The art of spirit photography took off in the 1860s and has as a main focus photographing ghosts, or spiritual entities. It was basically used to hunt ghosts.
This crazy hobby started when William H. Mumler, who worked as a jeweler in Boston and was an amateur photographer on the side. Apparently, Mumler took a photograph of himself and, upon being developed, it showed a ghost-like image of his deceased cousin. Taking full advantage of his newly acquired skills, he left his day job and became a full-time spirit photographer.
Spirit photography was a lucrative business, especially due to the large number of people grieving the loss of loved ones during the American Civil War, who were seeking closure. When he moved to New York to practice his ‘profession’, his worked was analyzed by several photography experts, yet none of them actually found any evidence that Mumler’s photographs were fraudulent.
One of Mumler’s most famous photographs is that of Mary Todd Lincoln, whom he photographed with her husband’s ‘spirit’, Abraham Lincoln. According to the American Philosophical Society, this made his work so popular, that he could charge $10 for a single photograph, in a time when photographers could only ask a fraction of that.
One of Mumler’s biggest critics was P. T. Barnum. He was so enraged by Mumler’s practice, that he called it a way of taking advantage of other people’s grief. Eventually it was discovered that the ‘spirits’ in Mumler’s photographs were actually living people and, along with this discovery, came several accusations that he had broken into his clients’ homes and stolen pictures of dead relatives. The professional spirit photographer was sent to trial in April, 1869, with charges of fraud.
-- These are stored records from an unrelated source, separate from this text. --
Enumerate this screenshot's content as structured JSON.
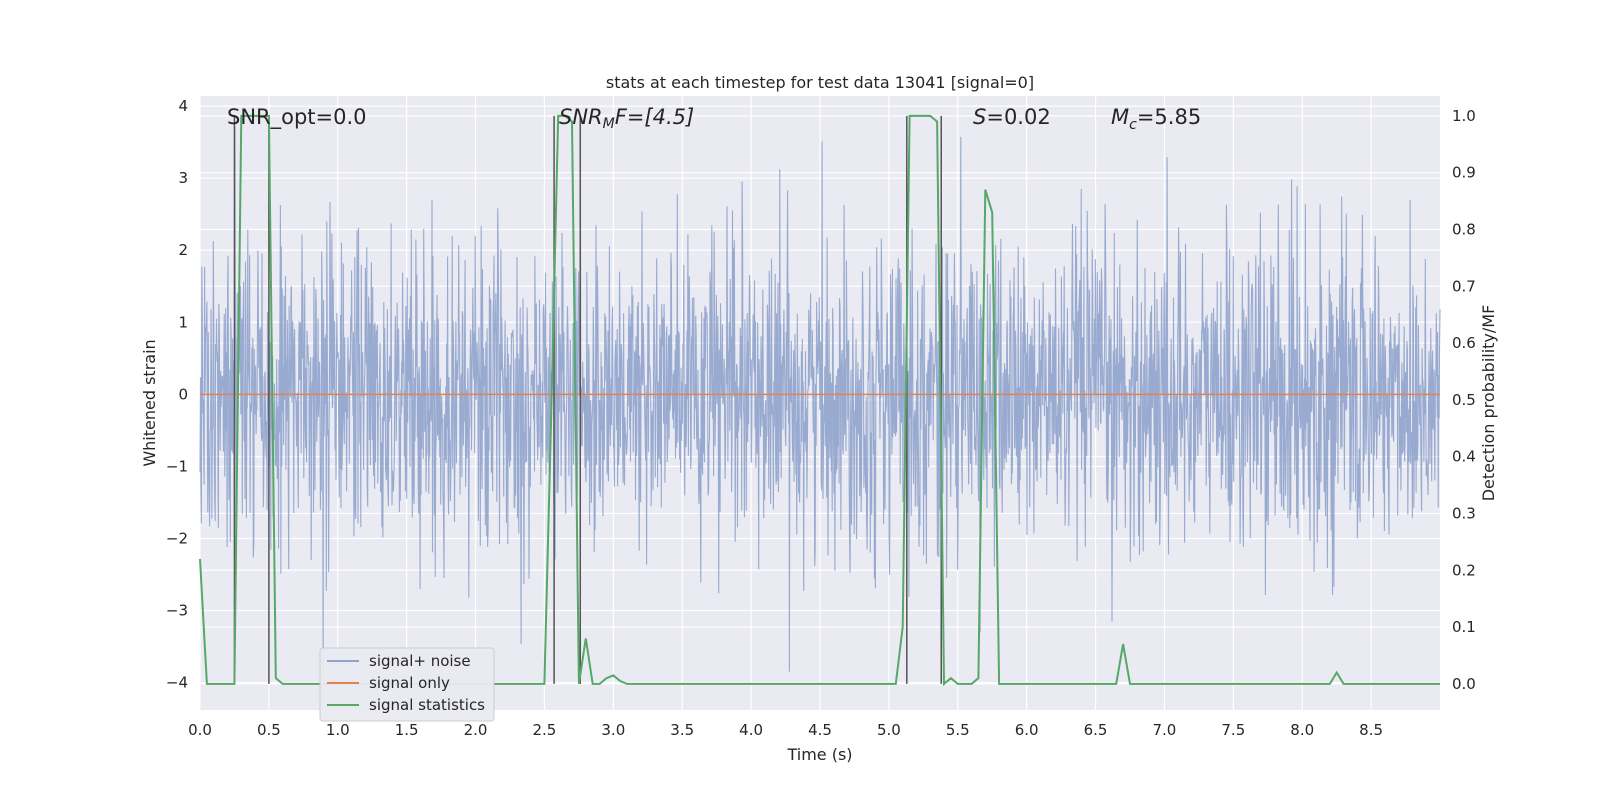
{
  "chart_data": {
    "type": "line",
    "title": "stats at each timestep for test data 13041 [signal=0]",
    "xlabel": "Time (s)",
    "ylabel_left": "Whitened strain",
    "ylabel_right": "Detection probability/MF",
    "xlim": [
      0.0,
      9.0
    ],
    "ylim_left": [
      -4.38,
      4.14
    ],
    "ylim_right": [
      -0.046,
      1.035
    ],
    "x_ticks": [
      "0.0",
      "0.5",
      "1.0",
      "1.5",
      "2.0",
      "2.5",
      "3.0",
      "3.5",
      "4.0",
      "4.5",
      "5.0",
      "5.5",
      "6.0",
      "6.5",
      "7.0",
      "7.5",
      "8.0",
      "8.5"
    ],
    "y_ticks_left": [
      "−4",
      "−3",
      "−2",
      "−1",
      "0",
      "1",
      "2",
      "3",
      "4"
    ],
    "y_ticks_right": [
      "0.0",
      "0.1",
      "0.2",
      "0.3",
      "0.4",
      "0.5",
      "0.6",
      "0.7",
      "0.8",
      "0.9",
      "1.0"
    ],
    "annotations": {
      "snr_opt": "SNR_opt=0.0",
      "snr_mf_sym": "SNR",
      "snr_mf_sub": "M",
      "snr_mf_rest": "F=[4.5]",
      "s_sym": "S",
      "s_rest": "=0.02",
      "mc_sym": "M",
      "mc_sub": "c",
      "mc_rest": "=5.85"
    },
    "vertical_lines": [
      0.25,
      0.5,
      2.57,
      2.76,
      5.13,
      5.38
    ],
    "legend": [
      {
        "label": "signal+ noise",
        "color": "#8fa3cc"
      },
      {
        "label": "signal only",
        "color": "#dd8452"
      },
      {
        "label": "signal statistics",
        "color": "#55a868"
      }
    ],
    "series": [
      {
        "name": "signal+ noise",
        "axis": "left",
        "description": "whitened noise strain, roughly +/-1.7 with spikes to +/-3.5"
      },
      {
        "name": "signal only",
        "axis": "left",
        "values": [
          0.0
        ]
      },
      {
        "name": "signal statistics",
        "axis": "right",
        "x": [
          0.0,
          0.05,
          0.1,
          0.15,
          0.2,
          0.25,
          0.3,
          0.35,
          0.4,
          0.45,
          0.5,
          0.55,
          0.6,
          0.7,
          0.8,
          0.9,
          1.0,
          1.5,
          2.0,
          2.4,
          2.5,
          2.55,
          2.6,
          2.65,
          2.7,
          2.75,
          2.8,
          2.85,
          2.9,
          2.95,
          3.0,
          3.05,
          3.1,
          3.2,
          3.5,
          4.0,
          4.5,
          5.0,
          5.05,
          5.1,
          5.15,
          5.2,
          5.25,
          5.3,
          5.35,
          5.4,
          5.45,
          5.5,
          5.55,
          5.6,
          5.65,
          5.7,
          5.75,
          5.8,
          5.85,
          5.9,
          5.95,
          6.0,
          6.5,
          6.65,
          6.7,
          6.75,
          6.8,
          6.85,
          7.0,
          7.5,
          8.0,
          8.2,
          8.25,
          8.3,
          8.35,
          8.4,
          8.5,
          9.0
        ],
        "values": [
          0.22,
          0.0,
          0.0,
          0.0,
          0.0,
          0.0,
          1.0,
          1.0,
          1.0,
          1.0,
          1.0,
          0.01,
          0.0,
          0.0,
          0.0,
          0.0,
          0.0,
          0.0,
          0.0,
          0.0,
          0.0,
          0.48,
          1.0,
          1.0,
          0.99,
          0.0,
          0.08,
          0.0,
          0.0,
          0.01,
          0.015,
          0.005,
          0.0,
          0.0,
          0.0,
          0.0,
          0.0,
          0.0,
          0.0,
          0.1,
          1.0,
          1.0,
          1.0,
          1.0,
          0.99,
          0.0,
          0.01,
          0.0,
          0.0,
          0.0,
          0.01,
          0.87,
          0.83,
          0.0,
          0.0,
          0.0,
          0.0,
          0.0,
          0.0,
          0.0,
          0.07,
          0.0,
          0.0,
          0.0,
          0.0,
          0.0,
          0.0,
          0.0,
          0.02,
          0.0,
          0.0,
          0.0,
          0.0,
          0.0
        ]
      }
    ]
  }
}
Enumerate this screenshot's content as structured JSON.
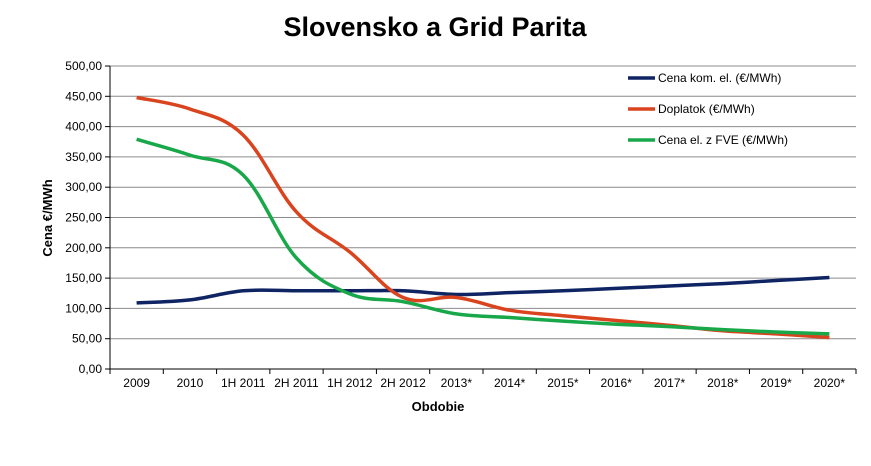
{
  "chart_data": {
    "type": "line",
    "title": "Slovensko a Grid Parita",
    "xlabel": "Obdobie",
    "ylabel": "Cena €/MWh",
    "ylim": [
      0,
      500
    ],
    "yticks": [
      0,
      50,
      100,
      150,
      200,
      250,
      300,
      350,
      400,
      450,
      500
    ],
    "ytick_labels": [
      "0,00",
      "50,00",
      "100,00",
      "150,00",
      "200,00",
      "250,00",
      "300,00",
      "350,00",
      "400,00",
      "450,00",
      "500,00"
    ],
    "grid": true,
    "legend_position": "top-right",
    "categories": [
      "2009",
      "2010",
      "1H 2011",
      "2H 2011",
      "1H 2012",
      "2H 2012",
      "2013*",
      "2014*",
      "2015*",
      "2016*",
      "2017*",
      "2018*",
      "2019*",
      "2020*"
    ],
    "series": [
      {
        "name": "Cena  kom. el. (€/MWh)",
        "color": "#0e2463",
        "values": [
          109,
          114,
          129,
          129,
          129,
          129,
          123,
          126,
          129,
          133,
          137,
          141,
          146,
          151
        ]
      },
      {
        "name": "Doplatok (€/MWh)",
        "color": "#d9441e",
        "values": [
          448,
          429,
          386,
          259,
          193,
          118,
          118,
          97,
          88,
          80,
          72,
          63,
          58,
          52
        ]
      },
      {
        "name": "Cena  el. z FVE (€/MWh)",
        "color": "#18a84a",
        "values": [
          379,
          353,
          320,
          183,
          124,
          111,
          91,
          85,
          79,
          74,
          70,
          65,
          61,
          58
        ]
      }
    ]
  }
}
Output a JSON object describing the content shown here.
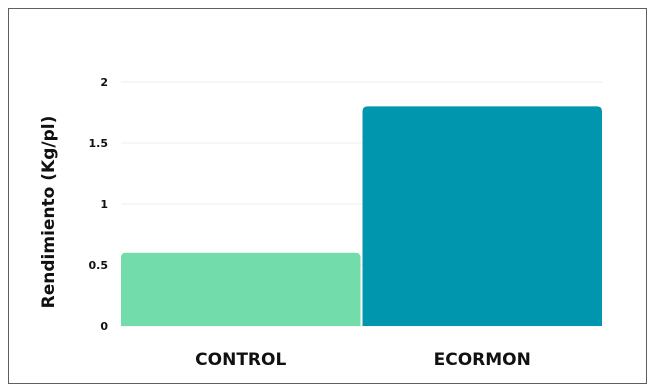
{
  "chart_data": {
    "type": "bar",
    "categories": [
      "CONTROL",
      "ECORMON"
    ],
    "values": [
      0.6,
      1.8
    ],
    "colors": [
      "#72dcaa",
      "#0097ae"
    ],
    "title": "",
    "xlabel": "",
    "ylabel": "Rendimiento (Kg/pl)",
    "ylim": [
      0,
      2
    ],
    "yticks": [
      0,
      0.5,
      1,
      1.5,
      2
    ],
    "grid": true,
    "legend": "none"
  }
}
During this very public trial, Barnum not only testified against Mumler, but went a step further and hired Abraham Bogardus to take a photograph of Barnum, in which the ‘ghost’ of Abraham Lincoln appeared. This was meant to demonstrate how easy it was to create ‘spirits’ in photographs.
While Mumler was acquitted of fraud, his career as a spirit photographer was completely ruined. His life wasn’t however. He went on to become a photograph publisher and even discovered a photo printing process known as the ‘Mumler process’.
Today, while spirit photography is still an obscure practice, considered very real by some, it’s considered fake by the masses. Mumler’s photographs, however, will still be part of the history of photography.